The job here is to search for new knowledge. And sometimes, like in a data driven culture, managers are able to do their job to learn. They’re empowered to try. So much the better. And the risk is controlled via sampling and the accumulation of knowledge. Data scientists would simply call this science. And it’s fine and good. Failure is managed, not feared.
To a massive extent, learning about how a machine learns is also learning. The entire world of prescriptive analytics, of learning from how a machine automates its own learning, is unto itself learning.
I fundamentally believe in the advantage of learning. And that most institutions and organizations are capable of learning how to learn if the conditions are managed right. Because of the Enlightenment. I have to believe.
It just seems like learning is such a distinct job, and it only appears to occur outside of functionally stupid circumstances.
Persuasion
Persuasion goes three ways (at least).
In one scenario, they’re trying to justify a decision post-hoc. This is either because something went wrong and they’re being held accountable, or something went right and they’re looking for credit. The intent isn’t to learn the truth. It’s to generate a narrative that is either skin-saving or skin-building. It’s rarely the case that a perfect piece of exculpatory evidence can found. And the shame, the terrible shame, of not finding that evidence.

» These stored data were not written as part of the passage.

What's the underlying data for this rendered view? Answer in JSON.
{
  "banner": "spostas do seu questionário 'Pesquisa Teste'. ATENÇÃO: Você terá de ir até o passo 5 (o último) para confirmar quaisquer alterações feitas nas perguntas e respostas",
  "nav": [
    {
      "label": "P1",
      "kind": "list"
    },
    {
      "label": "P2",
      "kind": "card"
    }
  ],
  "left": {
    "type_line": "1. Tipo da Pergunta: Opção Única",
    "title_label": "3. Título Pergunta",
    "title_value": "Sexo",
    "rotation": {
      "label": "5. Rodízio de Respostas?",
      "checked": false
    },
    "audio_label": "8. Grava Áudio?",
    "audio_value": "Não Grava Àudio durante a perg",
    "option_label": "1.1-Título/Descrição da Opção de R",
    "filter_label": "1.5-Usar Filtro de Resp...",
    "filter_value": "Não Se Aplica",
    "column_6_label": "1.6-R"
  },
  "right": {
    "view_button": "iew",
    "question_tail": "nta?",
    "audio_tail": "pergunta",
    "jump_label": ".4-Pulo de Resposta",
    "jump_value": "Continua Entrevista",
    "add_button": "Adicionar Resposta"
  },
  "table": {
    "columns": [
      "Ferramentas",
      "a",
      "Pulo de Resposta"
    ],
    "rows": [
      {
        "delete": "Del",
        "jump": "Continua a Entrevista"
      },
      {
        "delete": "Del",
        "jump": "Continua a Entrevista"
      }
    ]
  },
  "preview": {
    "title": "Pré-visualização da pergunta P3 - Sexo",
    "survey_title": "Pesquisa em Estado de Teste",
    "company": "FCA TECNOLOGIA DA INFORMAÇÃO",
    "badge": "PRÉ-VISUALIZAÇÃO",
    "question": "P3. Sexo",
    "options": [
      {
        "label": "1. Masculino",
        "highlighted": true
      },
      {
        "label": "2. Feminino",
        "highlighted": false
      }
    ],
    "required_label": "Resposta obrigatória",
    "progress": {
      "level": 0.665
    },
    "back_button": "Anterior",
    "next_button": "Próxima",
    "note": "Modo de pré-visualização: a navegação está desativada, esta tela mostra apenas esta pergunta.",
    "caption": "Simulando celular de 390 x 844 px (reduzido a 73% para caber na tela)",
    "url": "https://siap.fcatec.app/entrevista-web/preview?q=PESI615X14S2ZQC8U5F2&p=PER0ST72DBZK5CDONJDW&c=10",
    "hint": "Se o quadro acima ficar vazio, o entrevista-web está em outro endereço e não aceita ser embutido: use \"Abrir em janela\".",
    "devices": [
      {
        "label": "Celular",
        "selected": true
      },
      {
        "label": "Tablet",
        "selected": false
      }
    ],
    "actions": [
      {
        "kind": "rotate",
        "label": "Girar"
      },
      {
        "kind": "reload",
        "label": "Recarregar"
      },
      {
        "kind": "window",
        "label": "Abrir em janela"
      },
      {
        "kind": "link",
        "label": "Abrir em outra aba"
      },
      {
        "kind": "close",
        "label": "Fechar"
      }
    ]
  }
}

In another scenario they’ve already made up their mind about what to do in the present, and they’re only looking for evidence that only supports that decision. Exclusively. This often happens when somebody in high authority says something on the fly and a hundred documents magically show up justifying that position. Sometimes a manager can authoritatively repeat the same question with authority over and over again until they nag the institution in submission. They just know the answer. It’s your fault you can’t find it. And any evidence to the contrary is just obstruction. How do they know the answer? They just know. Okay? And any difficulty in rallying the perfect evidence is in no way indicative that their idea could be wrong.
In a third scenario, they’re trying to persuade themselves, and others, of something to do in the future. Using evidence to plan, and to persuade others, that there is some good course of action. This is the stuff of predictive analytics and planning. The organization wants to predict the future so that they may select the best future. In a big way, people are trying to persuade each other during the decision opportunity about what is best course.
These seem like three distinct jobs. One is a search for evidence that probably isn’t there, to the exclusion of a bunch of gossip, hearsay, conjecture, or even a piece of confirmatory evidence. One is a search for evidence in support of an anchored bias, to the exclusion of contrary evidence. And the third is a search for reason about the future, and none of that data really exists – it has to be created through a web of causal statements that generate a set of projections about the future.
A Dense Post
It could be the case that there at least five distinct classes of jobs:
- Surveillance;
- Learning, including Learning about how Machines themselves Learn, and how people learn;
- Post-hoc persuasion;
- Hierarchical Persuasion / Hierarchical Pandering / Convenient Reasoning;
- Prediction, evaluation, and selection;
They involve different stances towards reality – from curiosity to doublethink. They involve different tools — from dashboards to Causal Random Forests! They involve very different experiences – from shame to triumph.
One idea to leave you with – institutions tend to demand so much of design thinkers in terms of justifying their judgement using prediction, evaluation and selection. Perhaps a better way of managing the artists is through the system designed for learning, instead of trying to jam them into prediction? It doesn’t work for the business and it doesn’t work for the artists, so perhaps we should just set up the sandboxes for them to learn and manage them?
What do you think? Do you think these are separate jobs? Do you think learning as the accumulation of knowledge is distinct from the persuasive activities of prediction, evaluation and selection?